Down for the count. Life came to a halt for Jeff when he collapsed in the boxing ring, clutching his back. As a lifelong athlete, he had experienced pain before. “At 23 years old, Jeff had already undergone serious spinal surgery to address ruptured disks,” explains Whitney Rippelmeyer-Tucker, co-founder of Studio 26. “[Surgery for] two ruptured disks that were pushing fluid into Jeff’s spine had left his back full of scar tissue, [making him] susceptible to reinjury. There was very little likelihood he would be a serious athlete again.”
Although competing was his ultimate goal, Jeff was willing to settle for simply training in the boxing ring; nonetheless, his spirit deflated when doctors confirmed his career in boxing was over.
Technical decision.

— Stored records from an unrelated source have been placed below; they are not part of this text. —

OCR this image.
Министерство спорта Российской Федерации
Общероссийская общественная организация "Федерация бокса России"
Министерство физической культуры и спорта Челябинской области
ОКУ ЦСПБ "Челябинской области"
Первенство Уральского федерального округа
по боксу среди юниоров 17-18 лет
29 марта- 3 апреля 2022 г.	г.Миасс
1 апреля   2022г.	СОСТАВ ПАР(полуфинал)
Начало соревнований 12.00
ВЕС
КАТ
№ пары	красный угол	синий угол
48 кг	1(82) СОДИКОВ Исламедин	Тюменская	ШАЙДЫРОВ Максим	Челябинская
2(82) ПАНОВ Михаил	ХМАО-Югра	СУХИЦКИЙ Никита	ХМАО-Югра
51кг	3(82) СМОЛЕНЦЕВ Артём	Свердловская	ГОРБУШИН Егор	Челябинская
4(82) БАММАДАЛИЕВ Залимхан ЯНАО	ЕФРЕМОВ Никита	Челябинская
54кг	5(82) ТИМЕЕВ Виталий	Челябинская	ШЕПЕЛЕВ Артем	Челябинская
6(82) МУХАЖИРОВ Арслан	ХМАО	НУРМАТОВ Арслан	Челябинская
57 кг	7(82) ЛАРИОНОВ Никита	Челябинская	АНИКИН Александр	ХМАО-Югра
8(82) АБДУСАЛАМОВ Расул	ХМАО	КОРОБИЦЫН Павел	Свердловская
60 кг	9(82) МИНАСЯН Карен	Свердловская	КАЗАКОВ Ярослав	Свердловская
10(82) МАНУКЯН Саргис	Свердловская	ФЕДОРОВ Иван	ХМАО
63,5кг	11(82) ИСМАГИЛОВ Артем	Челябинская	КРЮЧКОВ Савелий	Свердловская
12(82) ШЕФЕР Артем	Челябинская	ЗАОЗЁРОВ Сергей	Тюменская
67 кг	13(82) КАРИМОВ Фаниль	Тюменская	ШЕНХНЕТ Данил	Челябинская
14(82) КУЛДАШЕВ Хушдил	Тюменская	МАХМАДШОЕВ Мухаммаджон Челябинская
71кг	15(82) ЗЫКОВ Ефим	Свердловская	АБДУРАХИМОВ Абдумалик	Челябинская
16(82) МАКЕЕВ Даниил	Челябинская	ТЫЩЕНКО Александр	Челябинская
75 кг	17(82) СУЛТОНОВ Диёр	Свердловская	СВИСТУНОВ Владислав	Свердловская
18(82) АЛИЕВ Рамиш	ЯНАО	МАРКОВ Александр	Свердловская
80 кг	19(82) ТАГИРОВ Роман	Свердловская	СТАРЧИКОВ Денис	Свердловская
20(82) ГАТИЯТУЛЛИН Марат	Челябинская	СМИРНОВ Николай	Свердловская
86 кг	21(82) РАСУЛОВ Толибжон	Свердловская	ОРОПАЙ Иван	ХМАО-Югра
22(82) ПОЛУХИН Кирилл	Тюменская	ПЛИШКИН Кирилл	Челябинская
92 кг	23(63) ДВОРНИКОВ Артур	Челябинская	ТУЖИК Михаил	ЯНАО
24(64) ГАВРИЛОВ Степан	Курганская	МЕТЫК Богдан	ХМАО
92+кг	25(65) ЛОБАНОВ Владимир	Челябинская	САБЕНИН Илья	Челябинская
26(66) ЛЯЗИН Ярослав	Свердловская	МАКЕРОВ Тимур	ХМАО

At the behest of Simon, his boxing coach, Jeff decided to hire a personal trainer. “Simon was the only [person] I trusted; I came to Whitney because I trusted Simon,” he says.
When Jeff first came to the studio, he was “in chronic pain,” remembers Rippelmeyer-Tucker. “On a perceived pain scale of 1–10, he reported that he was a 7 or 8.” She noticed that simple tasks, such as bending to tie his shoes, were extremely difficult and painful. She reasoned that his lack of mobility corresponded to tightness in his glutes, chest, calves and upper back.
Immediately the two went to work on loosening up these areas using foam rollers, Pinky balls (a child’s toy that is now widely used as a massage tool), t spheres® and more. “The most effective of these exercises was to place a small, dense Pinky ball into Jeff’s glute, posterior to the great trocanter,” Ripplemeyer-Tucker says. “With the ball in place, Jeff simply abducted and adducted his thigh while the hip was in flexion.”
Fighting spirit. Although the physical approach seemed to be working, Jeff remained somewhat standoffish. His mental state when he arrived at the first few sessions was one of two extremes: exhausted or manic. “He was either tired from work or wanting to rush through everything and demanding to know the expected outcome of every exercise,” says Rippel-meyer-Tucker. She recognized that to be successful she needed to engage his mind. “Jeff was very fearful that any movement might injure his back. We agreed to stay in constant communication, and I often asked how the exercise [made him feel].”
Rippelmeyer-Tucker approached each session in a reward-oriented manner to appeal to Jeff’s competitive sensibilities. She focused on breath, awareness of alignment, and balance and proprioception, hoping to engage him mentally as well as physically. “Once he realized that he could approach our work with the same focus and determination as he approached boxing, things began to really shift.”
Bob and weave. “As Jeff was feeling better and gaining confidence, we received the exciting news that there was a potential amateur fight in which he could participate, with all proceeds benefiting cancer [research],” Rippelmeyer-Tucker says.
Simon, Jeff and Rippelmeyer-Tucker immediately shifted gears and prepared for competition. They continued to work on mobility techniques, while focusing on standing balance, stability and spinal rotation—skills necessary for competition and safety. “We started to work on Jeff’s balancing on one foot at a time, which happens in quick succession in boxing,” she says. “A key exercise was placing one of Jeff’s feet on a half foam roller, with the second toe aligned with the roller’s spine. He practiced standing and shallow, single-leg squats. Later, we worked on rotating his spine around the axis of his standing leg.”
Fight night. Eventually the time came for Jeff’s fight, and “he stunned everyone,” recalls Rippelmeyer-Tucker. “He had the only knockout of the evening.”
“Hands down, the most rewarding individual experience of my life postsurgery was competing again in an amateur fight,” Jeff recalls. “Words cannot fully illuminate the pleasure that came out of competing at that level once more.”